Estabelecida a correspondência, passou-se ao passo seguinte que era o de
substituir o exame da acusação pela comprovação das teses da defesa.
Estava montado assim o método aplicado nesse processo, o de substituir a
necessária comprovação das teses da acusação por deduções, próprias ao
método narrativo.
(5) Como se trata de uma ficção, o método narrativo não delimita a
acusação a cada um dos réus, nem as provas, limita-se a inseri-los numa
narrativa para, após a narrativa, chegar à conclusão de sua condenação
em blocos. O direito penal é o direito constitucional do cidadão em ter
sua conduta individualizada, saber exatamente qual é a acusação, saber
quais são as provas que existem contra ele e ter a certeza de que o juiz
não utiliza o mesmo método do acusador. É por isso que cabe à acusação o
ônus da prova e que aos cidadãos é garantida a presunção de inocência.

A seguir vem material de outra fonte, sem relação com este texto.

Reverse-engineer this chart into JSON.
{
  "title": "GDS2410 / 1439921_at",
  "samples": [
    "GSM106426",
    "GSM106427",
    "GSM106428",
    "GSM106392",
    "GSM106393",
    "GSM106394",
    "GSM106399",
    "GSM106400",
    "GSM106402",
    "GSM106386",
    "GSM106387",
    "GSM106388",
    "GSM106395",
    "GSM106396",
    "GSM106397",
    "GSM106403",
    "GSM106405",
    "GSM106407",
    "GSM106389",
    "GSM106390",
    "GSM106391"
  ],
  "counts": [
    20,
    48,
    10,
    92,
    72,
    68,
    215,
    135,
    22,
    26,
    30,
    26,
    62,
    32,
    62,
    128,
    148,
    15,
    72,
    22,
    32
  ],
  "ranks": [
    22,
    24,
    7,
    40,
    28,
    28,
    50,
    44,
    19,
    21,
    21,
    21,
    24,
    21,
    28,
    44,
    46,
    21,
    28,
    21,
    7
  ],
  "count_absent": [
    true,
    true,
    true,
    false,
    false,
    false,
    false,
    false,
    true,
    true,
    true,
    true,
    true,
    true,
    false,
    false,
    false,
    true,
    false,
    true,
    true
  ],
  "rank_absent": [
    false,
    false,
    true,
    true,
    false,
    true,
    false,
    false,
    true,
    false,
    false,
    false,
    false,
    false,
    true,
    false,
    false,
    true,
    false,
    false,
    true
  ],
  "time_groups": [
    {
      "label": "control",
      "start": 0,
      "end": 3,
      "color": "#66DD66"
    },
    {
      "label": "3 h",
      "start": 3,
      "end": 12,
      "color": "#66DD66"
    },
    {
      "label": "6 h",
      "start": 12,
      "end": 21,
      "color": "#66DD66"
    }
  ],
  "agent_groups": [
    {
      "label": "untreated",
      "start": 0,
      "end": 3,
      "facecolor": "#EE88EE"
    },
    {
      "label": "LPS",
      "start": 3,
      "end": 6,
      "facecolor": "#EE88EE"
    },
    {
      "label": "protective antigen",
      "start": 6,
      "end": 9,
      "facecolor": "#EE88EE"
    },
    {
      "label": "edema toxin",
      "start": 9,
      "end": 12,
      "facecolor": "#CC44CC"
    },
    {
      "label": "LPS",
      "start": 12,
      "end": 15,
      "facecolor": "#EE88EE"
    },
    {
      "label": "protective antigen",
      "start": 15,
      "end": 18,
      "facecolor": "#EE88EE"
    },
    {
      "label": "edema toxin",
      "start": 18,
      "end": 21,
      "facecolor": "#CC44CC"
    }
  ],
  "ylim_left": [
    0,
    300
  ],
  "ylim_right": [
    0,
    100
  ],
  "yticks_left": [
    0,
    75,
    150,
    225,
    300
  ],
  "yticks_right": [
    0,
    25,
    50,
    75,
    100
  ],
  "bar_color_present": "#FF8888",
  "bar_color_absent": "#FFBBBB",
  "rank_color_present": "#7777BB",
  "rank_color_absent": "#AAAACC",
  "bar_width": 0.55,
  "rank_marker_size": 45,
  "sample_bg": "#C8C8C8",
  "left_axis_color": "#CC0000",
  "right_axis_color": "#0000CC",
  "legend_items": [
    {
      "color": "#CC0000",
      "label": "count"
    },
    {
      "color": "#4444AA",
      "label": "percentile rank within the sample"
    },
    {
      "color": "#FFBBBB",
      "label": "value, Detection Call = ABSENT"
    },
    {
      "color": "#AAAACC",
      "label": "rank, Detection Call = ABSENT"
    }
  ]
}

Nesse processo, a individualização das condutas e a presunção de
inocência foram substituídas por uma peça de ficção que exigiu que os
acusados provassem sua inocência.
(6) Por diversas vezes se disse que as provas eram tênues, que as
provas eram frágeis. Como as provas não são suficientes para fundamentar
condenações na seara penal, substituíram o dolo penal pela culpa do
direito civil. A inexistência de provas gerou uma ficção que se prestou a
criar relações entre as partes de modo que se chegava à suspeita de que
algo houvera ali. Como essa suspeita nunca se comprovou, atribuíram
forma jurídica à suspeita, estabelecendo penas para as deduções. Com
isso bastava arguir se uma conduta era possível de ter sido cometida
para que lhe fosse atribuída veracidade na seara penal. As deduções
realizadas são próprias ao que no direito se chama responsabilidade
civil, nunca à demonstração do dolo, exigida no direito penal, e que
cabe exclusivamente à acusação.
(7) Na dosagem das penas a subordinação de sua quantificação à
prescrição. Durante o julgamento, o advogado Hermes Guerreiro sugere da
tribuna que o tribunal adotasse a pena aplicada pelo Ministro César
Peluso. Imediatamente o Relator o refutou, defendendo sua não aplicação,
pois, nesse caso, a pena estaria prescrita. Assim, fica evidenciada que
o Relator condiciona a definição da pena não à pretensão punitiva, mas à
execução da pena. Quando cidadãos são condenados, concatenam-se
procedimentos. Aplicam-se-lhes as penas cominadas à espécie,
verificando-se a existência de circunstâncias que a minoram ou a
aumentam. Por se tratar de seara penal, o juiz não tem margem para
arbitrariedades, para definir a pena segundo sua vontade. Uma vez
definida a pena, condizente com as especificidades do caso e as
particularidades do cidadão, o passo seguinte é o de sua execução.
Quando se executa a pena é que se verifica sua viabilidade. Nesta
passagem ficou demonstrado que o Relator subordinou a dose da pena à sua
viabilidade. Outra demonstração que ratifica esse vício jurídico, e que
evidencia que não se trata de mero acidente, ocorreu quando o Relator
aplicou, a um dos réus, lei não vigente à época dos fatos sancionados.
Alertado pelo Ministro Ricardo Lewandowski de que o princípio da
irretroatividade da lei penal não estava sendo observado, o Relator
substituiu a lei mais recente pela que regia o caso, mantendo, porém, a
mesma penalidade. Ocorre que na lei anterior os fatos cominados tinham
sanção menor. Como justificar a manutenção da mesma pena quando as
cominações eram diferentes? Essa contradição se explica apenas pela
subordinação da dose da pena à sua viabilidade. Uma vez mais fica
demonstrada a incorreção procedimental, o que mais uma vez evidencia
tratar-se de um julgamento de exceção.